Произнеся тост за телевизор, она поклялась, что завтра станет лучше. Она будет лучше ухаживать за мамой, как хороший, порядочный Среднезападный гражданин.
― Я испеку брауни, ― сказала она. Любимое угощение ее мамы. ― Я уберу на кухне, ― с этим тоже все было в порядке. ― И я… Я буду улыбаться всем, ― а вот это было похоже на полную чушь, но она торжественно кивнула. Пора, наконец, научиться быть Айовой. В самом деле. Она должна была прекратить бороться с этим и просто сюда вписаться. Нужно постараться, ведь она жила здесь полжизни.
Глава 2
Ханна заплатила кассиру с сонными глазами за брауни и поспешила к своей машине, чтобы переложить его в пластиковый контейнер, который она привезла из дома. Ладно, они не были домашними, но помнила ли ее мама вкус домашней выпечки? И пирожные были пирожными. Ханне никогда плохие не попадались.
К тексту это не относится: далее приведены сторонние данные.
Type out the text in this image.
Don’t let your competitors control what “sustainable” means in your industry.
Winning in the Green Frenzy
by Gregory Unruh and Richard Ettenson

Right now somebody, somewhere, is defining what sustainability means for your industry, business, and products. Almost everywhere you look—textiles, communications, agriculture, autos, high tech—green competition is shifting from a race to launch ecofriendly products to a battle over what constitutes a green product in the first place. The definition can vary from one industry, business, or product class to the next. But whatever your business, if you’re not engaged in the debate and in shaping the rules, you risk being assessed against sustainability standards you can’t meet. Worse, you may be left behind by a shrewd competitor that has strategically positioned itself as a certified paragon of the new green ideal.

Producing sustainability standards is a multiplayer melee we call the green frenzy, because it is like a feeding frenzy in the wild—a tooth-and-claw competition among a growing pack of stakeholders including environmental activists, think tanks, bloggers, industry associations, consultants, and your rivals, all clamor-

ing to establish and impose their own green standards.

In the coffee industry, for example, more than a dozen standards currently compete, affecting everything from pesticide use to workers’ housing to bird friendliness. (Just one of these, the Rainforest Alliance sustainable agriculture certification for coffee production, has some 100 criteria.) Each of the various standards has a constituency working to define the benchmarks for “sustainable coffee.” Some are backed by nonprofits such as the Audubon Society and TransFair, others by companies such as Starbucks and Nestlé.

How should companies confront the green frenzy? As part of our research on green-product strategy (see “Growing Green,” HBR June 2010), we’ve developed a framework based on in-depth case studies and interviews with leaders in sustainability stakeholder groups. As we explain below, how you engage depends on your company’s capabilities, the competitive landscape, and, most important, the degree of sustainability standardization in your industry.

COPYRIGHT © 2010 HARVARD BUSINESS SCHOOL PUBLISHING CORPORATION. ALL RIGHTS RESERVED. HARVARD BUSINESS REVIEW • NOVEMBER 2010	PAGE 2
После того, как она положила пустой контейнер из супермаркета под сиденье, ей стало лучше. Небольшие города были мануфактурами паранойи. В любом другом месте было бы безумно думать, что кто-то увидит, как она покупает пирожные, и расскажет об этом ее матери, но она находилась именно в Косвелле, штат Айова. О, Дороти, ты не говорила мне, что Ханна вернулась в город! Я видел ее в «СуперВэлю», покупающей пирожные, и я не мог в это поверить.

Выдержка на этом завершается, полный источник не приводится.